Former People’s Partnership minister Vasant Bharath believes it is imperative that the Government honour Basdeo Panday’s legacy by naming something after him.
He even suggested the Piarco International Airport, which led to several legal matters against Panday, be named after the former prime minister.
“I think it’s important that we honour his life and his legacy, as do other countries and with their heroes and their stalwarts. Because it’s so easy to forget. And we can be a very fickle society, seeking instant gratification,” he said.
Speaking on CNC3’s Morning Brew yesterday, Bharath said the Piarco International Airport which was a project under the Panday administration is an obvious candidate despite the contention that surrounded its construction.
“It needs to be something, whether it’s the airport—and I know there are issues surrounding that airport—but there needs to be something that when you arrive in Trinidad and Tobago whether you’re a foreigner or whether you’re returning home, that allows us to remember what Panday did,” Bharath said.

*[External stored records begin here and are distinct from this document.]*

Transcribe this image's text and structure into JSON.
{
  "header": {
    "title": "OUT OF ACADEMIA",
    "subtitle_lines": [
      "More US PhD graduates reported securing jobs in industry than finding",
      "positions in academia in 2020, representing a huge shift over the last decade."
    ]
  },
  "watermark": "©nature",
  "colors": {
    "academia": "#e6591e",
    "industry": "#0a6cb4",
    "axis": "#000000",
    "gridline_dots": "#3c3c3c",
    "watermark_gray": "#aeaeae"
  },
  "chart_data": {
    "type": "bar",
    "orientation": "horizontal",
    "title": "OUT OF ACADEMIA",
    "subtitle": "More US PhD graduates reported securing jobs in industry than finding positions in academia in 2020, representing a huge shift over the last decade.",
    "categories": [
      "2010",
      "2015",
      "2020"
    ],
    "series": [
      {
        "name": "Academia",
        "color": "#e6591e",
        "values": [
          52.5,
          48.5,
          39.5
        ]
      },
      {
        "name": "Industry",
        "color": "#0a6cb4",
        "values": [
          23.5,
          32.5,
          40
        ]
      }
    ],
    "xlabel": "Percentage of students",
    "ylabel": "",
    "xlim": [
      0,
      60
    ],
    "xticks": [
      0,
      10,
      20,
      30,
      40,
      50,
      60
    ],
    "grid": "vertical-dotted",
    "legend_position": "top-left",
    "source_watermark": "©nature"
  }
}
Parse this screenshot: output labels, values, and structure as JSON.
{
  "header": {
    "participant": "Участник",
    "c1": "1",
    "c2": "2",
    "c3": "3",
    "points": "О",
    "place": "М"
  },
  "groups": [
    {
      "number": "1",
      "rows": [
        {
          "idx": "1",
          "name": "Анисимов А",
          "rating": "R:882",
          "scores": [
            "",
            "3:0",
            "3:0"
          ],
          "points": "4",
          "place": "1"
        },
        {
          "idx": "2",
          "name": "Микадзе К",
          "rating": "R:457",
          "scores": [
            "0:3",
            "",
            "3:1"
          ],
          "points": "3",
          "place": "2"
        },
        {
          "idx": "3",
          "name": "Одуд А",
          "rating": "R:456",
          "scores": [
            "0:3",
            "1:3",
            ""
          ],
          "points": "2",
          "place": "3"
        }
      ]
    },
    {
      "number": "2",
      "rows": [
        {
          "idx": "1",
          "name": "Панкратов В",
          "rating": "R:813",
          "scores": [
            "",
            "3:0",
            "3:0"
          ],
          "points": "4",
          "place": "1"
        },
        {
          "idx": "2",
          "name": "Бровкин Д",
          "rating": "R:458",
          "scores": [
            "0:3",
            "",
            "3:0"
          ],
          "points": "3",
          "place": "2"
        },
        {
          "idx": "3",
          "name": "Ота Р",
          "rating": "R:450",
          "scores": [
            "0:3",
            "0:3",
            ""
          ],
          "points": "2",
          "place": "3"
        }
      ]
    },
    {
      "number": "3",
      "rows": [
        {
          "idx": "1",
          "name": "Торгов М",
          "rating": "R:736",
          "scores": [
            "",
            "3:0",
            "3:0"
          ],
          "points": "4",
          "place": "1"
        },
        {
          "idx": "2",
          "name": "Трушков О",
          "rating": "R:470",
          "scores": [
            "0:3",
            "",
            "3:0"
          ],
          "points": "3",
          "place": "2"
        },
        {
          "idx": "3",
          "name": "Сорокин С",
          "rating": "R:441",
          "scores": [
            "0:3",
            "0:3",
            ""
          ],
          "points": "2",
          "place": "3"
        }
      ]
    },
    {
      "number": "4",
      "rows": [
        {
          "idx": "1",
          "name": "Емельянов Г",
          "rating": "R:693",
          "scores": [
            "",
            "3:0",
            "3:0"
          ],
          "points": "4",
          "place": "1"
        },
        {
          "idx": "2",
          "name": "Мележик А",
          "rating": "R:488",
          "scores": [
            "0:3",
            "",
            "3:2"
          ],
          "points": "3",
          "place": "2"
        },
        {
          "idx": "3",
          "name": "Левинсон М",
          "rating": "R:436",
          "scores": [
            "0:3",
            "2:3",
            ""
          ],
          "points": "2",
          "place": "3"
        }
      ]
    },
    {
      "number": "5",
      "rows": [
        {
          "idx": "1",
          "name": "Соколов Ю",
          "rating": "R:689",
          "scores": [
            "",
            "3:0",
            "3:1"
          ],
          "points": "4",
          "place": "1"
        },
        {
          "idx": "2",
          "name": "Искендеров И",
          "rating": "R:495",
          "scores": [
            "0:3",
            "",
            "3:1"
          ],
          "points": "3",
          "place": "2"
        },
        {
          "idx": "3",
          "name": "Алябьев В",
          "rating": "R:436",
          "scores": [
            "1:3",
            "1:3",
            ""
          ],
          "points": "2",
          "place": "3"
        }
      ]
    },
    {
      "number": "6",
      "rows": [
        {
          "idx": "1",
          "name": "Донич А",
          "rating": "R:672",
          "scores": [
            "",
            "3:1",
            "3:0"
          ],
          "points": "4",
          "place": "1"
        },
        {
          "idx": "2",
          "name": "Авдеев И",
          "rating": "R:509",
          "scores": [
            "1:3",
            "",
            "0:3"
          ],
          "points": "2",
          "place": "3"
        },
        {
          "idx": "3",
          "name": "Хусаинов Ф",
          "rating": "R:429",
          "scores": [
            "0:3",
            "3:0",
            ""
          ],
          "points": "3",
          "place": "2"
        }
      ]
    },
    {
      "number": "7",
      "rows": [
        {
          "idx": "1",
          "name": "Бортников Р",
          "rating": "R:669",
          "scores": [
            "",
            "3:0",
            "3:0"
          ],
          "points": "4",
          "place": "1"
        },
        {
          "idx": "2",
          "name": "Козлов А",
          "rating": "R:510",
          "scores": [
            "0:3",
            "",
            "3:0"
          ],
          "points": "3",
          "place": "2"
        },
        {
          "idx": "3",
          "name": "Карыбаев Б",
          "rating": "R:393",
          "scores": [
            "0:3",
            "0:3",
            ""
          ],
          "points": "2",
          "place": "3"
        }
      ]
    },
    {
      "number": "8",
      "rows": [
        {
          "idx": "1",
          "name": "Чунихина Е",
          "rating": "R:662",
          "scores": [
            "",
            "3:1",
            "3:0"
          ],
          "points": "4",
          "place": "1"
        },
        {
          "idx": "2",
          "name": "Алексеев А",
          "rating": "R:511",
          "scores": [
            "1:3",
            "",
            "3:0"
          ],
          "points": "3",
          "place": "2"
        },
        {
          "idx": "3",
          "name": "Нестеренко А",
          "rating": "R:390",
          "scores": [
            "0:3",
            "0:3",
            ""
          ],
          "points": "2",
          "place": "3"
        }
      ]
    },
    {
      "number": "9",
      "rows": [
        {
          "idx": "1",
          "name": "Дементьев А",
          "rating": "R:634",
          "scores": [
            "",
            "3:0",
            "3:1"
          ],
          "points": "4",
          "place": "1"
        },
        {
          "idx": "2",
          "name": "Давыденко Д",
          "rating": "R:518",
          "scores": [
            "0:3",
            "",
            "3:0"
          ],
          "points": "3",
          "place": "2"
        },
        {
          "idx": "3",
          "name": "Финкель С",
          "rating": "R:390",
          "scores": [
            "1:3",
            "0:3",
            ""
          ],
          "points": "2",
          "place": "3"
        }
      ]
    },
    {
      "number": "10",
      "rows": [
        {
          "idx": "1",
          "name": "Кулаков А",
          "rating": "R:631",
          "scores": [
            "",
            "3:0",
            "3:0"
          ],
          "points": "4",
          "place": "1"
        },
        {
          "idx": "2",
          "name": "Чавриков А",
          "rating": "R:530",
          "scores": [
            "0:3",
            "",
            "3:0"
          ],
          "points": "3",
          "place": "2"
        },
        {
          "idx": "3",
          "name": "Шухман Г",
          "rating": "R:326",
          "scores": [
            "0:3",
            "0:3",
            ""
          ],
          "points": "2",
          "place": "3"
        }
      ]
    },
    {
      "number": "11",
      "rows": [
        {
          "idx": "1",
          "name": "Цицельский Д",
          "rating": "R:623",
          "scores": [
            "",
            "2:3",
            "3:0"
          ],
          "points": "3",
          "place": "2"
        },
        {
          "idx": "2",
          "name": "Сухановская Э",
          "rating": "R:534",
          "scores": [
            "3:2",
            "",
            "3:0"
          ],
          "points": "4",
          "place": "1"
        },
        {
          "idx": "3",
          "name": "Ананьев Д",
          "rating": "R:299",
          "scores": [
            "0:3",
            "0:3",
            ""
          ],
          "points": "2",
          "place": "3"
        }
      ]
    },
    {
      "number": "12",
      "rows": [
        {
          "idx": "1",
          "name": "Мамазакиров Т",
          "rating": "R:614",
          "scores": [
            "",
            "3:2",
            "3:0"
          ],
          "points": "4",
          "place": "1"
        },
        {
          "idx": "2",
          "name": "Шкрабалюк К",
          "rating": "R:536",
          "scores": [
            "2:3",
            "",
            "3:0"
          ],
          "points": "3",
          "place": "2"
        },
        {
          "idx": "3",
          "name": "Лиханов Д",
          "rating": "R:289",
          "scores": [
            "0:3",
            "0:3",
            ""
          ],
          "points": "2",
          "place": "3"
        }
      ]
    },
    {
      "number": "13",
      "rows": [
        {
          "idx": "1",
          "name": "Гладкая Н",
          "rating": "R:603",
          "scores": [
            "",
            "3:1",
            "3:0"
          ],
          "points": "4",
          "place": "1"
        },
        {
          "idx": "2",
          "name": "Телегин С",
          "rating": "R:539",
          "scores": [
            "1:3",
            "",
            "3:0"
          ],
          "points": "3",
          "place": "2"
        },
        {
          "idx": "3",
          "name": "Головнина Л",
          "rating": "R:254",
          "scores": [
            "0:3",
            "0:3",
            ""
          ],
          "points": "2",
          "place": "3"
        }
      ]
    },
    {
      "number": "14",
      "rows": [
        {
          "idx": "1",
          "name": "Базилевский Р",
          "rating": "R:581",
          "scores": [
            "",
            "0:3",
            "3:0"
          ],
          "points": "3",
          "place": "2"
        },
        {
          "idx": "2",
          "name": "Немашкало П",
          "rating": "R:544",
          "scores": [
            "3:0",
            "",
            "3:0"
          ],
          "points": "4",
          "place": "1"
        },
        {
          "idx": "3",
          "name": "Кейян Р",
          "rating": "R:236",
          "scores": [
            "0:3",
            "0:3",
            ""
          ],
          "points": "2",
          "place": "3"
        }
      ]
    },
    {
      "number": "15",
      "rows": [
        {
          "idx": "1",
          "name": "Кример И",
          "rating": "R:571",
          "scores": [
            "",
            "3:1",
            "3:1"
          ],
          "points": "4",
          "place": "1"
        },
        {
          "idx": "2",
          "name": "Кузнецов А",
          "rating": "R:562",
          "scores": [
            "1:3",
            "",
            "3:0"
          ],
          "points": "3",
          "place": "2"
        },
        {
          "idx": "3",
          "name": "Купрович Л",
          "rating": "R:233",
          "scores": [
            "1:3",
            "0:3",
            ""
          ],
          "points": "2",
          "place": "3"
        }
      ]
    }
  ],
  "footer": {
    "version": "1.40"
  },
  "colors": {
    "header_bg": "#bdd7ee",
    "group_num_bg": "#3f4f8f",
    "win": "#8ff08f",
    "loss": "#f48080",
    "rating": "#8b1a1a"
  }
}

The new Piarco Airport was built during Panday’s administration and was completed in 2000. However, it has been fraught with allegations of corruption and bid rigging since inception, launching an over 20-year legal battle costing the State millions.
In March 2023, the Director of Public Prosecutions (DPP) Roger Gaspard, SC, discontinued the protracted prosecution of Panday, his wife Oma, former government minister Carlos John and businessman Ishwar Galbaransingh for corruption related to the construction of the Piarco International Airport.
The DPP explained back then his decision to discontinue the case was based on his office’s low chances of securing convictions.
A recent suggestion to rename the Piarco International Airport after the country’s first Prime Minister Dr Eric Williams was met with great divide. Previous suggestions to rename the airport were also challenged by Santa Rosa First Peoples Community who felt the name “Piarco” should be kept since it is one of the few indigenous names remaining in the country.
Bharath said ultimately it was for the Government to decide but he believes it is important that people are reminded of the late prime minister’s contribution to this country.
Bharath said Panday was a champion of the poor and was sincerely concerned about issues of discrimination and other forms of social injustice.
“His base support was from those people that he helped and who he lifted out of poverty and the record shows that it was not a lot of money in quantum, but in terms of percentage increase, he got salary increases of up to 1,000 per cent,” Bharath said as he added, Panday gave them a new lease on life.
“What that did for those people is it essentially lifted them out of poverty and gave them some level of hope. It allowed their children, for example, to move from being barefooted to being able to get slippers and then to being able to get shoes; it allowed those children who were being kept at home to now be sent to school.”
Bharath said Panday often scoffed at being referred to as the first Indian prime minister saying the only Indian prime minister was the Prime Minister of India. Bharath told the Morning Brew that Panday believed in Trinidad and Tobago’s racial harmony and that was reflected on the political platform and his personal life.
He added Panday, and not even his father a politician himself, was able to get him to join politics.
“I think it’s a very sad day, of course, for Trinidad and Tobago, and the Caribbean, and I think the world as a whole, to have lost a man who really championed the needs of others, and he put those needs, far above the needs of his own and those of his family,” he said.